Design Principles¶
The following Design Principles form the architectural foundation of POOKA. They describe how information should be organized to enable sustainable collaboration between humans and AI. They are normative principles that guide the architecture itself rather than specific technical implementations.
Source of truth
Each principle below carries its canonical title and its opening statement verbatim from Chapter 7, which remains authoritative. Follow the link under a principle for its full rationale.
Meaning Before Mechanics¶
Architecture begins with meaning, not implementation.
Context Before Prompt¶
Context is an architectural concept rather than a conversational construct.
Explicit Semantics¶
Semantics should never rely solely on interpretation.
Boundaries Are Architecture¶
Boundaries define the architecture as much as the information itself.

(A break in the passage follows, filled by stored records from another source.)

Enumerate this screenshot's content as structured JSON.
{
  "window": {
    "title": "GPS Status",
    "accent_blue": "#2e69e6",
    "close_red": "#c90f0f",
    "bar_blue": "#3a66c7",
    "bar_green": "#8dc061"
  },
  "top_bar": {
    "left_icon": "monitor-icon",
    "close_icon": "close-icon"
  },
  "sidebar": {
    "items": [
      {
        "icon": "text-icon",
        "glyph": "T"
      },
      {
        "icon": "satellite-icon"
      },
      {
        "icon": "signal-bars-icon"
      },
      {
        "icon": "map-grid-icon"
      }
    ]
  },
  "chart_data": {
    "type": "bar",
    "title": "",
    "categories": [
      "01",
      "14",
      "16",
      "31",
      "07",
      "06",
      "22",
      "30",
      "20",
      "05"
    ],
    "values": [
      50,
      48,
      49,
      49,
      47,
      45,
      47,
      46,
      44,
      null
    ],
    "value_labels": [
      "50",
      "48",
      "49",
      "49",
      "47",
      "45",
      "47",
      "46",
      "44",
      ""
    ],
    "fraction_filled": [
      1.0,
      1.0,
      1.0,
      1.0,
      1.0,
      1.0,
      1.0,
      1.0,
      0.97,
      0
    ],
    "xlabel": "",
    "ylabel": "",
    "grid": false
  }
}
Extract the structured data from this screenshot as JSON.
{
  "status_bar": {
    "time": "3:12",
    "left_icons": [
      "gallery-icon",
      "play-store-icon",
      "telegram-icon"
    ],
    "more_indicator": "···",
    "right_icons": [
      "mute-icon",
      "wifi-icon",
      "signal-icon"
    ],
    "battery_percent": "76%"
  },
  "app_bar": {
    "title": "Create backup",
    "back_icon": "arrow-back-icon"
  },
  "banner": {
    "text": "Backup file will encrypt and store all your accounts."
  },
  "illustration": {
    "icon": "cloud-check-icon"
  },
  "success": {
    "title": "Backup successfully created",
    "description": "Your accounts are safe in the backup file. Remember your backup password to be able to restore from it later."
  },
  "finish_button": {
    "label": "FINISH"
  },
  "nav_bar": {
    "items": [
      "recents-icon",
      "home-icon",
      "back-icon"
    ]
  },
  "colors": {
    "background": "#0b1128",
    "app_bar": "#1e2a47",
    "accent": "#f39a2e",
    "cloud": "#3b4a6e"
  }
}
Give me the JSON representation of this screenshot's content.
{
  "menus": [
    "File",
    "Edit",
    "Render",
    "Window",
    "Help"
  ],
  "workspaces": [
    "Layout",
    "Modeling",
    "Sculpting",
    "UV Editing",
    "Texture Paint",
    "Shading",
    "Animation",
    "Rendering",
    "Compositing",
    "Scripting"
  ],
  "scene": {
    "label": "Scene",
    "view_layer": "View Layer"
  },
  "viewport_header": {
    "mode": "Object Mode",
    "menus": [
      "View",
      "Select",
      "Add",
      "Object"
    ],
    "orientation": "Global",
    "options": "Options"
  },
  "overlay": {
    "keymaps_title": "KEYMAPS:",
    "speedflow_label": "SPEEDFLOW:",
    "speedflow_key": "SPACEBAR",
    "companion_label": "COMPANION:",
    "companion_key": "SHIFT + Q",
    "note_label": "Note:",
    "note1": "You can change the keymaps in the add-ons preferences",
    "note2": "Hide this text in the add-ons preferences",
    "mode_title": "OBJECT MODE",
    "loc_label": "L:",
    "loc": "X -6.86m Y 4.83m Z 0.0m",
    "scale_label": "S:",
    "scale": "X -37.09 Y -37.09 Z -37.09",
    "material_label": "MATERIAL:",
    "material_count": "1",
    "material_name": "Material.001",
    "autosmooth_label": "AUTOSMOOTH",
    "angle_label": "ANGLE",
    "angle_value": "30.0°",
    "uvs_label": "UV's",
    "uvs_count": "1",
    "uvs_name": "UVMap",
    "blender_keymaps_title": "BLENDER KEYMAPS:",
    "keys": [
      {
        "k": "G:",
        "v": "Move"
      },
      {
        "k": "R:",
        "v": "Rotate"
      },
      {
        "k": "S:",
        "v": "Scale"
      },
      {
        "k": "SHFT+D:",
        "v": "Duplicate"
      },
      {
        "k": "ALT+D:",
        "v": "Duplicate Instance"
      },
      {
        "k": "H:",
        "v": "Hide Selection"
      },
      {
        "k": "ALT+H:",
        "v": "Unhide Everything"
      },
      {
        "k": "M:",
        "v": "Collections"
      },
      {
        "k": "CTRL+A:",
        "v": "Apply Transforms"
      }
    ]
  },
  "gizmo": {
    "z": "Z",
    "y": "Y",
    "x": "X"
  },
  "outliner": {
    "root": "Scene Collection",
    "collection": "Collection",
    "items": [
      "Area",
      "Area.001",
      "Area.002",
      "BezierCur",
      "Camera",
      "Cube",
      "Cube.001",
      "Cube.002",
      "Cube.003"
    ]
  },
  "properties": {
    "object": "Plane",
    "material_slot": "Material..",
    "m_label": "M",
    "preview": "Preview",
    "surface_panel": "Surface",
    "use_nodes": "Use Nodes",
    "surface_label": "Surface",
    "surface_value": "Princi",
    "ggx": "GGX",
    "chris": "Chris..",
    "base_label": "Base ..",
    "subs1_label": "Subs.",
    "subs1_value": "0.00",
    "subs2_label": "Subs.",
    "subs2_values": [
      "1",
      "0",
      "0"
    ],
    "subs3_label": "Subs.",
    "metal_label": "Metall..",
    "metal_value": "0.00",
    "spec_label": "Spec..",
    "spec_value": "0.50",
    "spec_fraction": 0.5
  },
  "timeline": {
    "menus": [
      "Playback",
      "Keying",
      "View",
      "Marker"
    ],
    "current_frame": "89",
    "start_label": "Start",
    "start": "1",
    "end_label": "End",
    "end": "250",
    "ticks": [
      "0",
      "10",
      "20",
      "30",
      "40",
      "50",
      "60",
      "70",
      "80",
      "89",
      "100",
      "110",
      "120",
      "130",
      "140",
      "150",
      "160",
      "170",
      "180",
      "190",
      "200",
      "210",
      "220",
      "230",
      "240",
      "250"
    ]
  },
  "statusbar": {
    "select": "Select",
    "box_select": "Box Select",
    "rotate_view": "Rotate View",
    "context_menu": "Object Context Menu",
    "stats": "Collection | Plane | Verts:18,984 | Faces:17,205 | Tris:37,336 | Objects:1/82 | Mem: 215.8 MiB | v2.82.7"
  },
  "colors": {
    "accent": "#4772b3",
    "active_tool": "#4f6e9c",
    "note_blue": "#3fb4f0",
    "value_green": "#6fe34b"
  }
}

Representation Must Be Explicit¶
An Actor never implicitly represents an Identity.
Structure Before Automation¶
POOKA assumes that Artificial Intelligence operates most effectively on well-structured information.
Minimum Necessary Context¶
AI should only receive the information required to perform the intended task.
Local First, Cloud When Necessary¶
Architectural decisions should preserve autonomy wherever practical.
Architectures Outlive Implementations¶
Architectural concepts should survive technological change.
From principle to implementation¶
The Design Principles guide the architecture. Chapter 11 describes what a conforming implementation should preserve, and section 11.8 defines conformance: an implementation conforms to POOKA when it preserves the Core Concepts, their Relations and their Boundaries, maintains the conceptual distinction between the Knowledge, Governance and Behavior layers, and remains consistent with these Design Principles.
Conformance is a matter of architectural fidelity rather than certification. The paper defines no compliance tests, certification criteria or mandatory technologies.